A Apple precisou pisar no freio na mais aguardada evolução da Siri, agora turbinada pelo modelo Google Gemini. A assistente reimaginada continua prevista para 2024, mas dificilmente chegará ao público na janela de “primavera” do hemisfério norte (entre março e junho), como se cogitava nos bastidores.
Por que o adiamento?
De acordo com o sempre bem-informado Mark Gurman, da Bloomberg, os testes internos detectaram três pedras no caminho:
- Confiabilidade – a nova Siri ainda falha em cenários de uso cotidiano;
- Precisão nas respostas – alguns comandos geram resultados inconsistentes;
- Lentidão – o tempo de resposta está acima do aceitável para a experiência “instantânea” prometida.

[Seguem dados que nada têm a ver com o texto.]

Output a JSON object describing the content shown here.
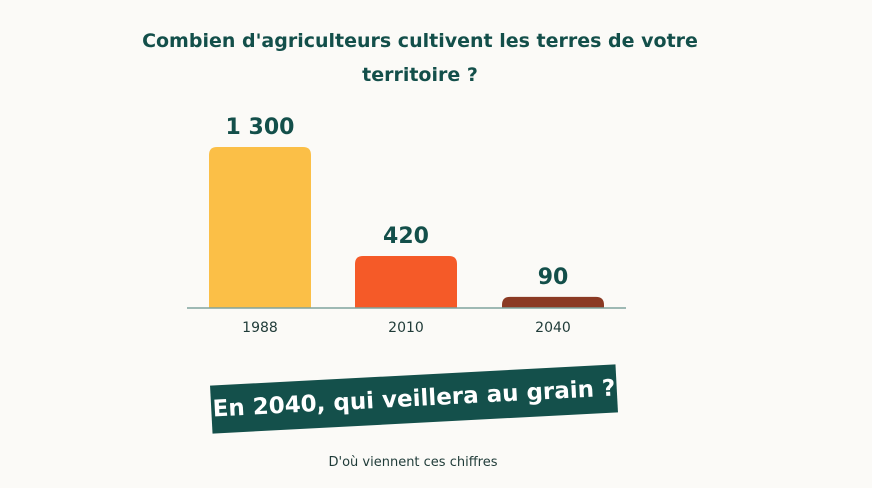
{
  "chart_data": {
    "type": "bar",
    "title": "Combien d'agriculteurs cultivent les terres de votre territoire ?",
    "categories": [
      "1988",
      "2010",
      "2040"
    ],
    "values": [
      1300,
      420,
      90
    ],
    "value_labels": [
      "1 300",
      "420",
      "90"
    ],
    "colors": [
      "#fbbf47",
      "#f55a28",
      "#8b3a24"
    ],
    "xlabel": "",
    "ylabel": "",
    "ylim": [
      0,
      1300
    ],
    "grid": false
  },
  "banner": "En 2040, qui veillera au grain ?",
  "source_link": "D'où viennent ces chiffres"
}
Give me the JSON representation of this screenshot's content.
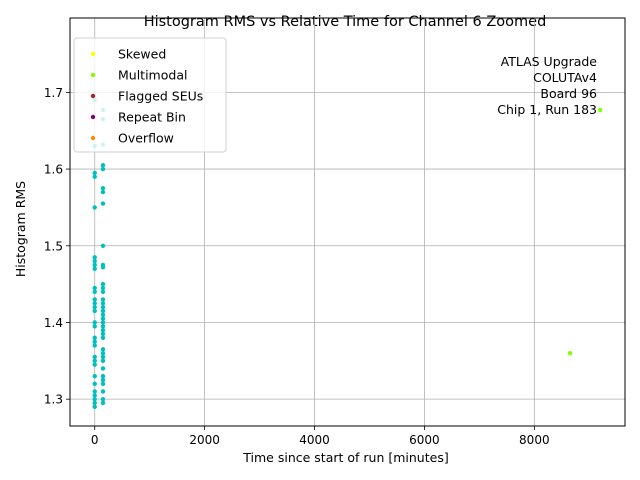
{
  "chart_data": {
    "type": "scatter",
    "title": "Histogram RMS vs Relative Time for Channel 6 Zoomed",
    "xlabel": "Time since start of run [minutes]",
    "ylabel": "Histogram RMS",
    "xlim": [
      -450,
      9650
    ],
    "ylim": [
      1.265,
      1.797
    ],
    "xticks": [
      0,
      2000,
      4000,
      6000,
      8000
    ],
    "yticks": [
      1.3,
      1.4,
      1.5,
      1.6,
      1.7
    ],
    "grid": true,
    "legend_position": "top-left",
    "annotation": [
      "ATLAS Upgrade",
      "COLUTAv4",
      "Board 96",
      "Chip 1, Run 183"
    ],
    "legend": [
      {
        "name": "Skewed",
        "color": "#ffff00"
      },
      {
        "name": "Multimodal",
        "color": "#7fff00"
      },
      {
        "name": "Flagged SEUs",
        "color": "#b22222"
      },
      {
        "name": "Repeat Bin",
        "color": "#800080"
      },
      {
        "name": "Overflow",
        "color": "#ff8c00"
      }
    ],
    "series": [
      {
        "color": "#00bfbf",
        "points": [
          [
            0,
            1.29
          ],
          [
            0,
            1.295
          ],
          [
            0,
            1.3
          ],
          [
            0,
            1.305
          ],
          [
            0,
            1.31
          ],
          [
            0,
            1.32
          ],
          [
            0,
            1.33
          ],
          [
            0,
            1.345
          ],
          [
            0,
            1.35
          ],
          [
            0,
            1.355
          ],
          [
            0,
            1.37
          ],
          [
            0,
            1.375
          ],
          [
            0,
            1.38
          ],
          [
            0,
            1.395
          ],
          [
            0,
            1.4
          ],
          [
            0,
            1.415
          ],
          [
            0,
            1.42
          ],
          [
            0,
            1.425
          ],
          [
            0,
            1.43
          ],
          [
            0,
            1.44
          ],
          [
            0,
            1.445
          ],
          [
            0,
            1.47
          ],
          [
            0,
            1.475
          ],
          [
            0,
            1.48
          ],
          [
            0,
            1.485
          ],
          [
            0,
            1.55
          ],
          [
            0,
            1.59
          ],
          [
            0,
            1.595
          ],
          [
            0,
            1.63
          ],
          [
            0,
            1.69
          ],
          [
            150,
            1.295
          ],
          [
            150,
            1.3
          ],
          [
            150,
            1.31
          ],
          [
            150,
            1.32
          ],
          [
            150,
            1.325
          ],
          [
            150,
            1.33
          ],
          [
            150,
            1.34
          ],
          [
            150,
            1.35
          ],
          [
            150,
            1.355
          ],
          [
            150,
            1.36
          ],
          [
            150,
            1.365
          ],
          [
            150,
            1.38
          ],
          [
            150,
            1.385
          ],
          [
            150,
            1.39
          ],
          [
            150,
            1.395
          ],
          [
            150,
            1.4
          ],
          [
            150,
            1.405
          ],
          [
            150,
            1.41
          ],
          [
            150,
            1.415
          ],
          [
            150,
            1.42
          ],
          [
            150,
            1.425
          ],
          [
            150,
            1.43
          ],
          [
            150,
            1.44
          ],
          [
            150,
            1.445
          ],
          [
            150,
            1.45
          ],
          [
            150,
            1.472
          ],
          [
            150,
            1.475
          ],
          [
            150,
            1.5
          ],
          [
            150,
            1.555
          ],
          [
            150,
            1.57
          ],
          [
            150,
            1.575
          ],
          [
            150,
            1.6
          ],
          [
            150,
            1.605
          ],
          [
            150,
            1.632
          ],
          [
            150,
            1.665
          ],
          [
            150,
            1.677
          ]
        ]
      },
      {
        "name": "Multimodal",
        "color": "#7fff00",
        "points": [
          [
            8650,
            1.36
          ],
          [
            9200,
            1.677
          ]
        ]
      }
    ]
  }
}
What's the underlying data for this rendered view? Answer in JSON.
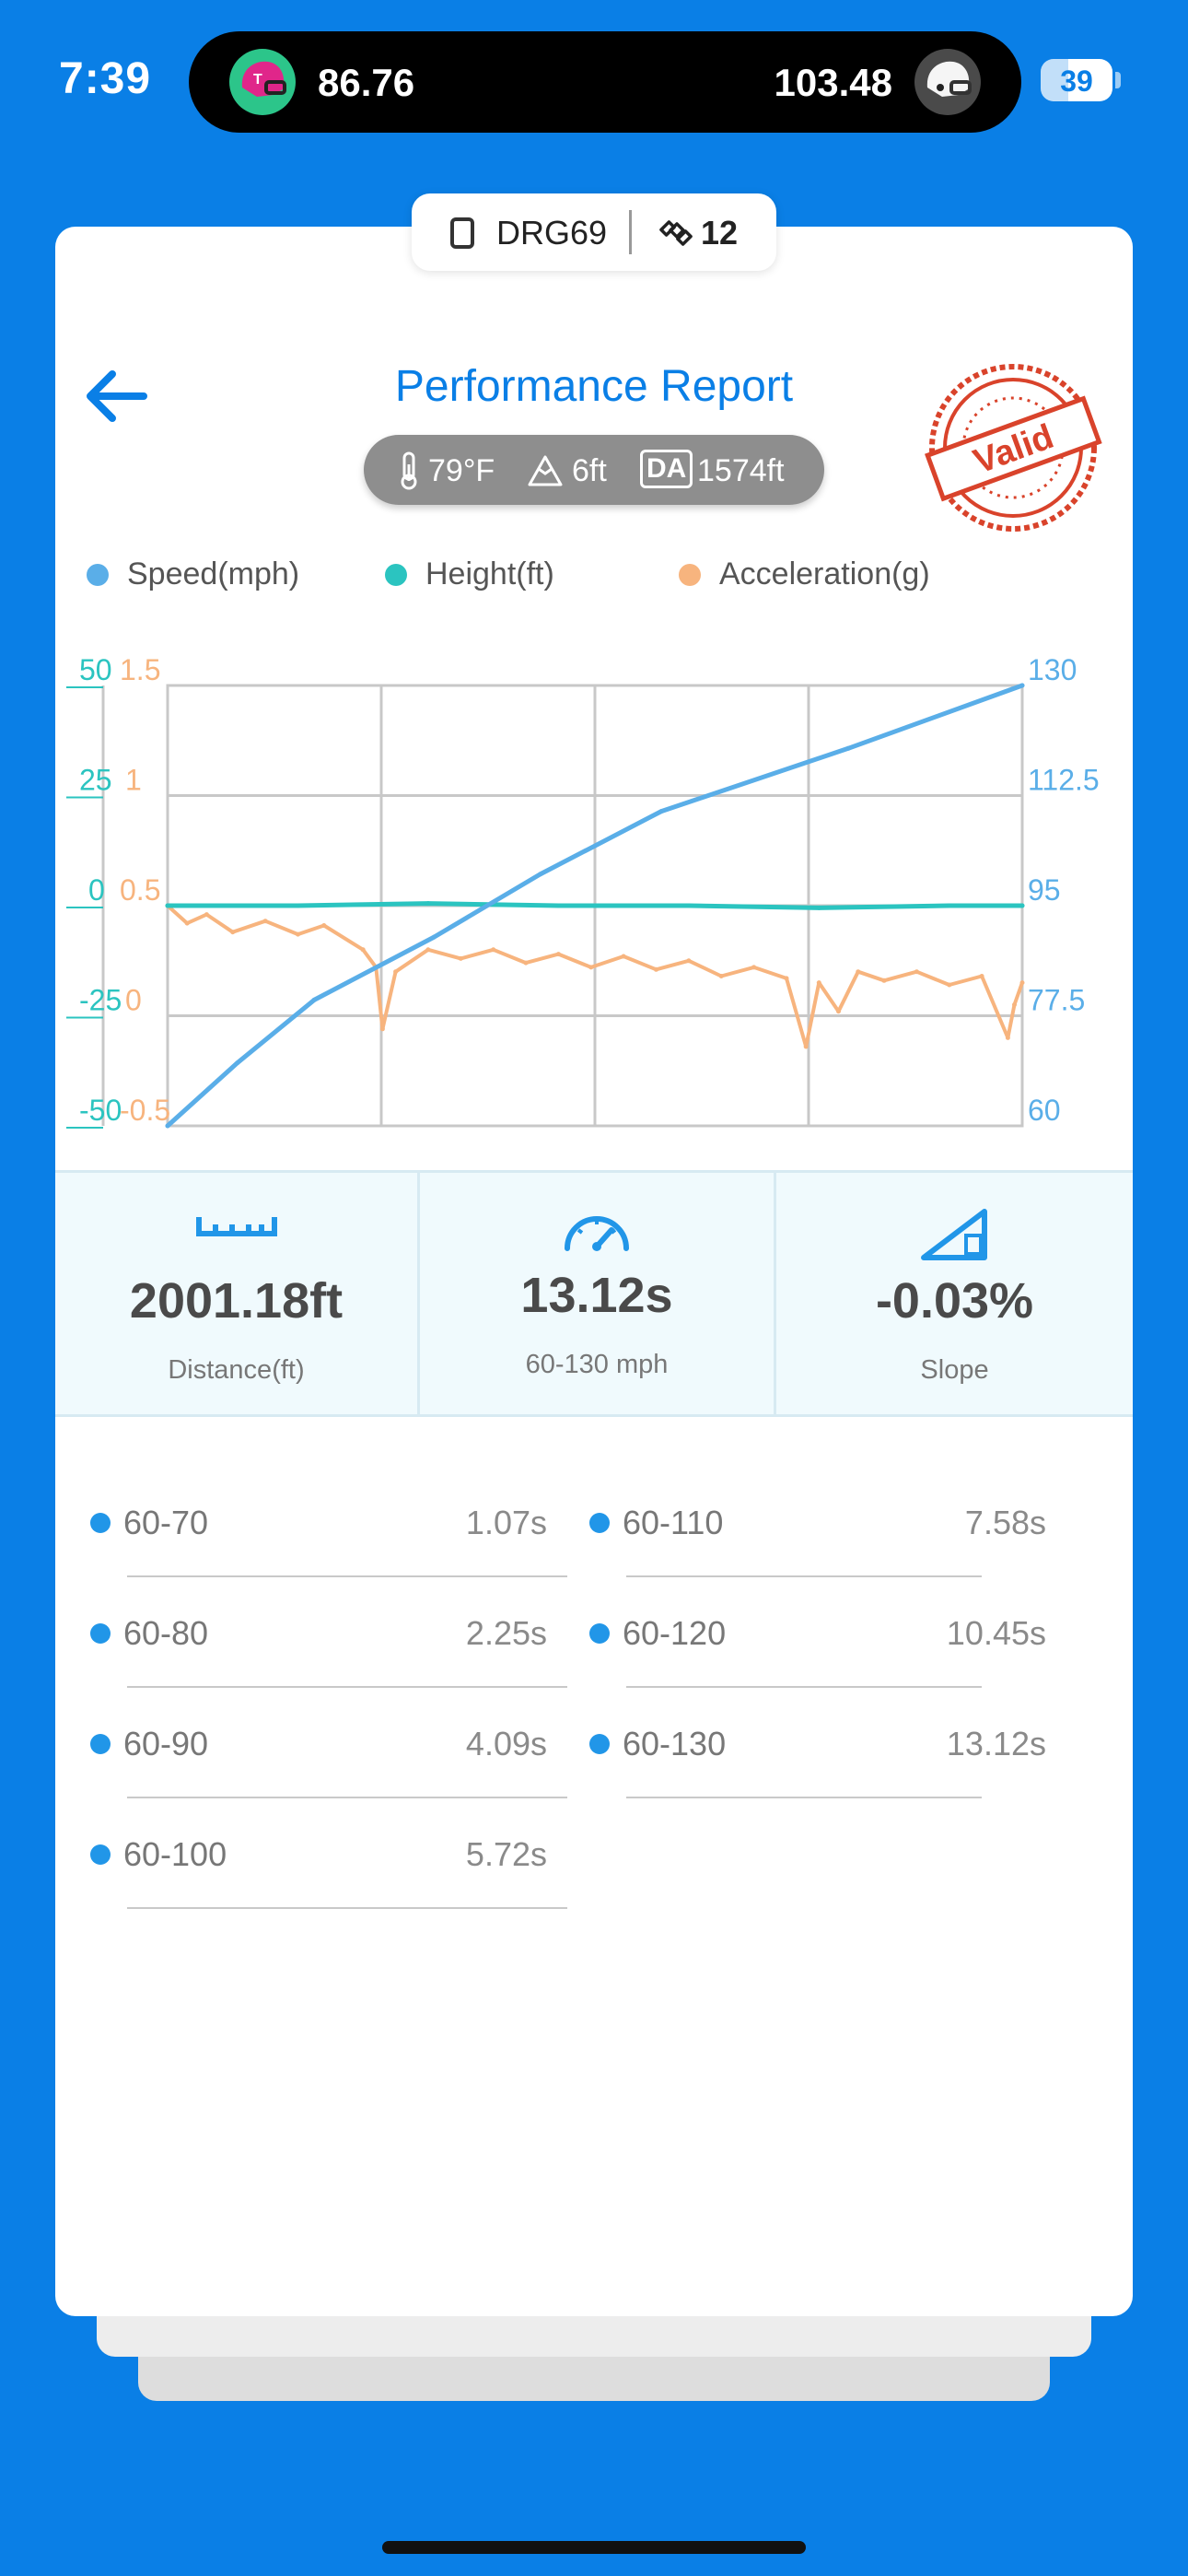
{
  "status": {
    "time": "7:39",
    "score_left": "86.76",
    "score_right": "103.48",
    "battery": "39"
  },
  "tag": {
    "device": "DRG69",
    "satellites": "12"
  },
  "header": {
    "title": "Performance Report",
    "temperature": "79°F",
    "altitude": "6ft",
    "da_badge": "DA",
    "density_altitude": "1574ft",
    "stamp_text": "Valid"
  },
  "chart_data": {
    "type": "line",
    "legend": [
      "Speed(mph)",
      "Height(ft)",
      "Acceleration(g)"
    ],
    "x_range": [
      0,
      13.12
    ],
    "axes": {
      "height": {
        "ticks": [
          "50",
          "25",
          "0",
          "-25",
          "-50"
        ],
        "range": [
          -50,
          50
        ]
      },
      "acceleration": {
        "ticks": [
          "1.5",
          "1",
          "0.5",
          "0",
          "-0.5"
        ],
        "range": [
          -0.5,
          1.5
        ]
      },
      "speed": {
        "ticks": [
          "130",
          "112.5",
          "95",
          "77.5",
          "60"
        ],
        "range": [
          60,
          130
        ]
      }
    },
    "series": [
      {
        "name": "Speed(mph)",
        "color": "#5AAEE8",
        "x": [
          0,
          1.07,
          2.25,
          4.09,
          5.72,
          7.58,
          10.45,
          13.12
        ],
        "y": [
          60,
          70,
          80,
          90,
          100,
          110,
          120,
          130
        ]
      },
      {
        "name": "Height(ft)",
        "color": "#2BC4C0",
        "x": [
          0,
          2,
          4,
          6,
          8,
          10,
          12,
          13.12
        ],
        "y": [
          0,
          0,
          0.5,
          0,
          0,
          -0.5,
          0,
          0
        ]
      },
      {
        "name": "Acceleration(g)",
        "color": "#F7B47E",
        "x": [
          0,
          0.3,
          0.6,
          1.0,
          1.5,
          2.0,
          2.4,
          3.0,
          3.2,
          3.3,
          3.5,
          4.0,
          4.5,
          5.0,
          5.5,
          6.0,
          6.5,
          7.0,
          7.5,
          8.0,
          8.5,
          9.0,
          9.5,
          9.8,
          10.0,
          10.3,
          10.6,
          11.0,
          11.5,
          12.0,
          12.5,
          12.9,
          13.0,
          13.12
        ],
        "y": [
          0.5,
          0.42,
          0.46,
          0.38,
          0.43,
          0.37,
          0.41,
          0.3,
          0.22,
          -0.06,
          0.2,
          0.3,
          0.26,
          0.3,
          0.24,
          0.28,
          0.22,
          0.27,
          0.21,
          0.25,
          0.18,
          0.22,
          0.17,
          -0.14,
          0.15,
          0.02,
          0.2,
          0.16,
          0.2,
          0.14,
          0.18,
          -0.1,
          0.05,
          0.15
        ]
      }
    ]
  },
  "stats": {
    "distance_value": "2001.18ft",
    "distance_label": "Distance(ft)",
    "time_value": "13.12s",
    "time_label": "60-130 mph",
    "slope_value": "-0.03%",
    "slope_label": "Slope"
  },
  "splits": [
    {
      "range": "60-70",
      "time": "1.07s"
    },
    {
      "range": "60-110",
      "time": "7.58s"
    },
    {
      "range": "60-80",
      "time": "2.25s"
    },
    {
      "range": "60-120",
      "time": "10.45s"
    },
    {
      "range": "60-90",
      "time": "4.09s"
    },
    {
      "range": "60-130",
      "time": "13.12s"
    },
    {
      "range": "60-100",
      "time": "5.72s"
    }
  ],
  "icons": {
    "status_left": "helmet-icon",
    "status_right": "helmet-icon",
    "tag_device": "phone-icon",
    "tag_sat": "satellite-icon",
    "back": "back-arrow-icon",
    "temperature": "thermometer-icon",
    "altitude": "mountain-icon",
    "distance": "ruler-icon",
    "time": "speedometer-icon",
    "slope": "slope-icon"
  },
  "colors": {
    "accent": "#0A7FE6",
    "speed": "#5AAEE8",
    "height": "#2BC4C0",
    "acceleration": "#F7B47E",
    "stamp": "#D9432B"
  }
}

Inicialmente, as novidades deveriam estrear no iOS 17.4 (o artigo original cita “26.4”, mas a próxima grande atualização é a 17.4). Agora, a estratégia mudou: os recursos serão liberados em ondas, distribuídos ao longo do ano em atualizações menores.
O que realmente está em jogo
A demora não é apenas um tropeço de cronograma. Ela escancara a pressão que a Apple sofre para se provar relevante na corrida da IA generativa – terreno onde Google e Microsoft vêm avançando a passos largos.
Para quem usa iPhone, o pacote de melhorias promete:
- Respostas contextuais baseadas em dados pessoais (calendário, e-mails, mensagens);
- Automação por voz dentro dos apps – imagine dizer “edite essa foto como a última” ou “envie o arquivo como PDF” sem tocar na tela;
- Integração profunda com o ecossistema Apple, mantendo o foco em privacidade, um diferencial que a empresa vem martelando.
Comparativo rápido: Apple vs. concorrentes
• Google Pixel 8 Pro: já faz transcrição em tempo real e gera resumos via Gemini, mas depende fortemente da nuvem.
• Samsung Galaxy S24: aposta no Galaxy AI, capaz de traduzir chamadas e refinar fotos com um toque.
• Apple: promete processar o máximo possível on-device, sacrificando velocidade inicial por mais segurança de dados.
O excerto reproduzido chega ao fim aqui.